Recharacterize or Distribute and Re-Contribute?
I was married in 2012. It was only after I got married that I started to realized that my income combined with my spouse’s income may eliminate our ability to make 2012 Roth IRA contributions. But I had, to that point in September of last year, made my regular monthly contribution to my Roth IRA.
So I think I’m understanding at least a little of my options. I think the “backdoor Roth” is the way to go but I’ve got some questions. Do I ask my broker to “distribute” what I already contributed in 2012? Or is the “recharacterization” the route to go? Or are they the same?
Also, I read about the possible taxing that takes place if people have traditional IRAs. We do not now, but to do the backdoor, one will be created for each of us. But then after the backdoor procedure, won’t we each have one? Does that make it somehow more challenging to do backdoor Roths in the future, assuming our income doesn’t come down?
Note: we both fully participate in our employer’s retirement plans, and neither of us have any other IRAs other than the Roth IRA.
Permalink Submitted by Alan - IRA critic on Sat, 2013-01-26 17:41
Permalink Submitted by Amar Patel on Sat, 2013-01-26 22:36
– My 2012 contributions were kept in cash, but I think the Roth itself gained value in 2012 because of gains in my holdings from prior investments. How is the broker likely to calculate gains or losses on what I recharacterize or withdraw? And does paperwork typically have to be done for each of the monthly contributions made or one set of papers for all the 2012 contributions?- Once the funds are out of the current Roth, they need to go to a traditional IRA. And since I don’t currently have one I’ll have to open one. But the amount from the Roth going to the traditional IRA isn’t a full $5000. Can I add the balance? Does this balance and the amount from the Roth both get reported on the Form 8606 as nondeductible? Do I do a separate Form 8606 for each contribution being routed to the TIRA (either the “new money” or the money from the Roth)?- Once the funds are in the new TIRA, more paperwork is done to convert that amount to a Roth. Is it “converted in place” within that new account number or routed back to the existing Roth or some other Roth account number I’d have to create? If it stays in place, can I ultimately combine the multiple Roths just for ease of management instead of various accounts?- Does a conversion out of a TIRA automatically close the account? If not closed and the balance is kept at zero, then doing future backdoor operations should be free of additional tax confusion, right?- In addition to all this paperwork with the broker, what paperwork is compiled and sent to the IRS either by me or the broker on my behalf? What if anything is included and/or “attached” to my 1040 to make sure everything is transparent on that front?
Permalink Submitted by Alan - IRA critic on Sat, 2013-01-26 23:38
Permalink Submitted by Amar Patel on Mon, 2013-01-28 19:54
I think I’m understanding this from a conceptual point-of-view but am getting slightly bogged down in the details of the paperwork required. Can you check the following on if I’ve got a handle on the paperwork yet?
I will have a pile of paperwork for the broker and a pile for the IRS. Then I would have to finish the 1040 with some sort of attachment. Questions: How is this attachment written up? Do I wait for all these 8606s and 5498s and whatever else to get filed before completing the 1040 by the April deadline?
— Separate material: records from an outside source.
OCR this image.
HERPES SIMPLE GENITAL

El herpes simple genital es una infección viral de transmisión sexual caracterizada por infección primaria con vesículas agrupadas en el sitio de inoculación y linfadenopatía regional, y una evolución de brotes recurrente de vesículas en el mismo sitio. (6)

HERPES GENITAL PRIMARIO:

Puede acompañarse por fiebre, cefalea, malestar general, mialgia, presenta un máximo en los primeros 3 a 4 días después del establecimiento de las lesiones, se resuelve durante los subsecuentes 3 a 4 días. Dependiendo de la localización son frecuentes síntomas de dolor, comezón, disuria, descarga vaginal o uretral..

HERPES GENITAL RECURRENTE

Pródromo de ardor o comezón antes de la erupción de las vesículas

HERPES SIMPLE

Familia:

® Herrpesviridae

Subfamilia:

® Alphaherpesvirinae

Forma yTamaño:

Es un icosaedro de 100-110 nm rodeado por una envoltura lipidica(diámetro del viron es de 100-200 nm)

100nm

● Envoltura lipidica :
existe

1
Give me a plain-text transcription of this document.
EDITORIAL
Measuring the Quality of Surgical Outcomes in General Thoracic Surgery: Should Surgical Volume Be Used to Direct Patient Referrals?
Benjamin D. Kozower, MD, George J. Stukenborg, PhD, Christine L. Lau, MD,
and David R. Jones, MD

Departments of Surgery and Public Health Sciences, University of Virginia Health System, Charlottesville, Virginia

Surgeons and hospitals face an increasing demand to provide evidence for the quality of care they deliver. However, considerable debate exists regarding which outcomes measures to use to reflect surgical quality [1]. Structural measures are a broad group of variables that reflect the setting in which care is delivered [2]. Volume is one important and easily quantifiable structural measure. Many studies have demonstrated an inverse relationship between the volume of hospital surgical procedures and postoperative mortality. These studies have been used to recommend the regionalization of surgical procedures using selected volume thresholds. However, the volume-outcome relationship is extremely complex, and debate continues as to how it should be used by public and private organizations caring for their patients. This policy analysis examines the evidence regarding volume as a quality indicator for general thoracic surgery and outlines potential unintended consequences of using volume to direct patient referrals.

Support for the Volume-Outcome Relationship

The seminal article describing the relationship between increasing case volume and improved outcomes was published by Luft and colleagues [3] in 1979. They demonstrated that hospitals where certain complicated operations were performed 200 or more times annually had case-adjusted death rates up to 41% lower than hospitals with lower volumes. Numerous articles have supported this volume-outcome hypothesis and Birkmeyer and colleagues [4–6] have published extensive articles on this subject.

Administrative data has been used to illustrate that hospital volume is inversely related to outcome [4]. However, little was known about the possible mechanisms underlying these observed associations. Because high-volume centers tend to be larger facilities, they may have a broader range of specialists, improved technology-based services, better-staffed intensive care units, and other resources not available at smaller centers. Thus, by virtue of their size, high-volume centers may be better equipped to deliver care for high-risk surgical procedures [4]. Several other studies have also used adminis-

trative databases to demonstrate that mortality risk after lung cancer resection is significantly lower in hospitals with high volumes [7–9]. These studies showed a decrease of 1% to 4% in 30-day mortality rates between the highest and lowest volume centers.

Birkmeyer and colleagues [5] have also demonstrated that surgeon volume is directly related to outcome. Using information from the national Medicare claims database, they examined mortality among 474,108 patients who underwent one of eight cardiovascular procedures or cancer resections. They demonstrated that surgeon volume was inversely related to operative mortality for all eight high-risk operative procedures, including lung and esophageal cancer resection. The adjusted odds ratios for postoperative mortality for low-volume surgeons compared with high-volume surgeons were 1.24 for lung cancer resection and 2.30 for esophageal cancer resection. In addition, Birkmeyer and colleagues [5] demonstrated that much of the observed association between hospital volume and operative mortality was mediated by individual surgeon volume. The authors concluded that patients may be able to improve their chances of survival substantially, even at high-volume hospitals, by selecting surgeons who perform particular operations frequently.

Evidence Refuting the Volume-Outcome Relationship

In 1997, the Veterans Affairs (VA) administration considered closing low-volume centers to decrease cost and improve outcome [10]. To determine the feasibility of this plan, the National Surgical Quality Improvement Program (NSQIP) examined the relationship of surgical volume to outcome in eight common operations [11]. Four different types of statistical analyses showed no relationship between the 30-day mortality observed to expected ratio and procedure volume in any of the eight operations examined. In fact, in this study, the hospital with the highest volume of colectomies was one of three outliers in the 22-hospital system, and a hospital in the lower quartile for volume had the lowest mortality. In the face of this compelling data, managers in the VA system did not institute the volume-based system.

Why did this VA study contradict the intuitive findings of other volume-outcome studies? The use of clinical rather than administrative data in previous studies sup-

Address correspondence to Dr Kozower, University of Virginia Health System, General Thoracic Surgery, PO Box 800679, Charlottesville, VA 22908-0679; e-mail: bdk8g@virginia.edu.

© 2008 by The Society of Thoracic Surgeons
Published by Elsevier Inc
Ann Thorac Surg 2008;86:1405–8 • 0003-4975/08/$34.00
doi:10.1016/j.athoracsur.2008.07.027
Permalink Submitted by Alan - IRA critic on Mon, 2013-01-28 22:56
Permalink Submitted by Amar Patel on Sun, 2013-02-03 02:04
I seem to be getting lost in the paperwork on how to treat my “contributions” versus “gains”. Publication 590 seems to indicate that both the 2012 contributions to the Roth and the earnings on those contributions must be recharacterized as a TIRA. But since I’m covered by retirement plans at work and because of income, I cannot deduct either amount from my taxes. I think I’m following that part so far. I guess it is the conversion part that is tripping me up. When I convert that new TIRA to a Roth, Publication 590 seems to indicate that I owe taxes. But I paid taxes on the monies I put into the Roth in the first place. And Publication 590 doesn’t seem to indicate what to do with the gains upon the conversion.Can you point to where the language for this might be in Publication 590, Form 8606 (which I’m not sure I understand either, but I can come back to that later)?
Permalink Submitted by Alan - IRA critic on Mon, 2013-02-04 04:40
The conversion is reported on Form 8606, and Part I of that form calculates how much is taxable. You show your non deductible contributions on line 1 (Current year) or line 2 (Prior years). The form then pro rates the portion of your TIRA that has already been taxed against the adjusted year end value to determine the taxable part. Therefore, if you are just working with a single contribution that you recharacterized. the original amount of your contribution is not taxed when you convert, only the gains that occurred on your contribution while it was in the Roth IRA or afterward in the TIRA before you converted. If you fill out the forms (or tax software) correctly, you are never taxed twice on the same amounts.
Permalink Submitted by Amar Patel on Mon, 2013-02-04 22:22
Thanks for all the help so far. Little by little I think I’m getting it. I still have to study the Form 8606 some more, but that will have to wait for another day. In the meantime, thanks again for all the help!